It’s been more than two years since Lake Forest College broke ground on the Lillard Science Center, the 130,000-square-foot research and teaching facility offering state-of-the-art classrooms and labs and areas for students to congregate and collaborate—a cornerstone of the interdisciplinary nature of the building.
This expanded facility makes it possible for the college to bring together the biology, chemistry, physics, and psychology departments with environmental studies, neuroscience, and new biochemistry and molecular biology programs. The new labs encourage student-led research and provide more opportunities for Lake Forest College students to work with faculty members on their research projects—something that is typically only found at the graduate-school level. More than 40 percent of the College’s current student population plan to major in the sciences.
“We knew this is how the tide was turning,” says John Lillard. “Students are choosing science majors because they know they will get jobs. Our world needs them.”
When it came time to name the building, Lake Forest College knew exactly who to ask—Lake Forest’s John and Paula Lillard. The Lillards had championed this project for more than a decade, knowing that the college would continue to thrive and excel with such an enhancement.
“Lake Forest College is best known as one of our nation’s leading liberal arts colleges, but a growing cadre of students are majoring in the sciences and the college needed this updated facility,” explains John. “We’re pleased to have had the opportunity to help finance the construction of these modern labs and classrooms and to see the enthusiasm of our professors and students who are using them so productively.”
“I’m really so proud of John,” says Paula Lillard beaming. “Behind the scenes, he helped creatively think about what this center could be. John knew intuitively what this new addition, coupled with its proximity to Chicago, could mean to the College today and beyond.”
Lake Forest residents for more than 50 years, John and Paula’s connection to the community is deeply rooted in Lake Forest Open Lands and Forest Bluff School (a Montessori educator) respectively.

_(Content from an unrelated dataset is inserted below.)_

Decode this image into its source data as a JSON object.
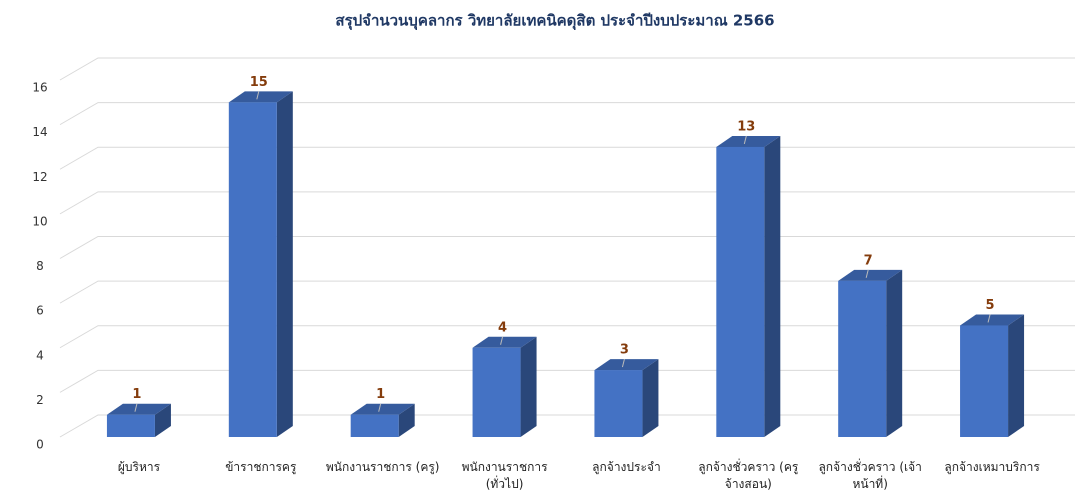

When the Lillards settled into their home, Lake Forest Open Lands was in its infancy. Having come from a town outside of Cincinnati with a thriving land acquisition and preservation organization similar to Lake Forest Open Lands, John—his own property spanning 97 acres in the 1980s—knew how vital such a body could be to the community and joined
In addition to hiring Lake Forest Open Land’s first full-time employee and executive director, John was instrumental in creating the Middlefork Savanna, urging its preservation by the Lake County Forest Preserves (LCFP). He sold the county 36 acres of his own land and later placed an additional 15 acres adjacent to these parcels in conservation easement with Lake Forest Open Lands. These steps also encouraged Lake Forest Open Lands to purchase Middlefork Farm and create the Middlefork Farm Nature Preserve, ultimately spurring on the restoration of the Elawa Farm buildings and park. In all of these actions, John’s efforts have looked far into the future in the preservation and enjoyment of our local open spaces. “John really was a pioneer,” adds his wife
John’s understanding of land preservation was complemented by his wife Paula’s pursuit and advancement of the Montessori teaching model. Having a love for teaching, Paula had spent many years in the classroom, always with the dream of wanting to put Dr. Maria Montessori’s educational philosophy to the test. In 1982, Paula, her daughter Lynn Lillard Jessen, and Jane Linari co-founded Forest Bluff, a Montessori school located in Lake Bluff, which still successfully operates today.
“John and Paula Lillard have been remarkable supporters of the college for years,” says college president Steve Schutt. “They are both highly respected and long-serving members of our Board of Trustees, and they believe deeply in the value of the education we provide. John and Paula have been two of our most generous contributors over many years; their lead gift for the science center is simply the most recent of their contributions. It’s an honor for the college to name our new science center after them.”
The Lillards’ influence is palpable throughout the innovative learning center, with its interdisciplinary structures nestled among the preserved prairie on the college’s middle campus, even boasting of its own rooftop garden.
“Although I have professionally admired and respected John and Paula as college trustees for some time, I personally came to know them in 2006 when my daughter became a student for the next 10 years at Forest Bluff,” says Shubhik DebBurman, the Disque D. and Carol Gram Deane Professor of Biological Sciences and chair of Lake Forest College’s biology department.
“I’ve been stunned and impressed by their comprehensive grasp and deep appreciation for the impact of the liberal arts in undergraduate education, the central role of the sciences, and the unique strengths that colleges like ours provide best. I truly appreciate their genuine interest in the individualized education of our science majors and their constant advocacy and support. It came as no surprise to me when they were revealed as the lead benefactors of the new center.”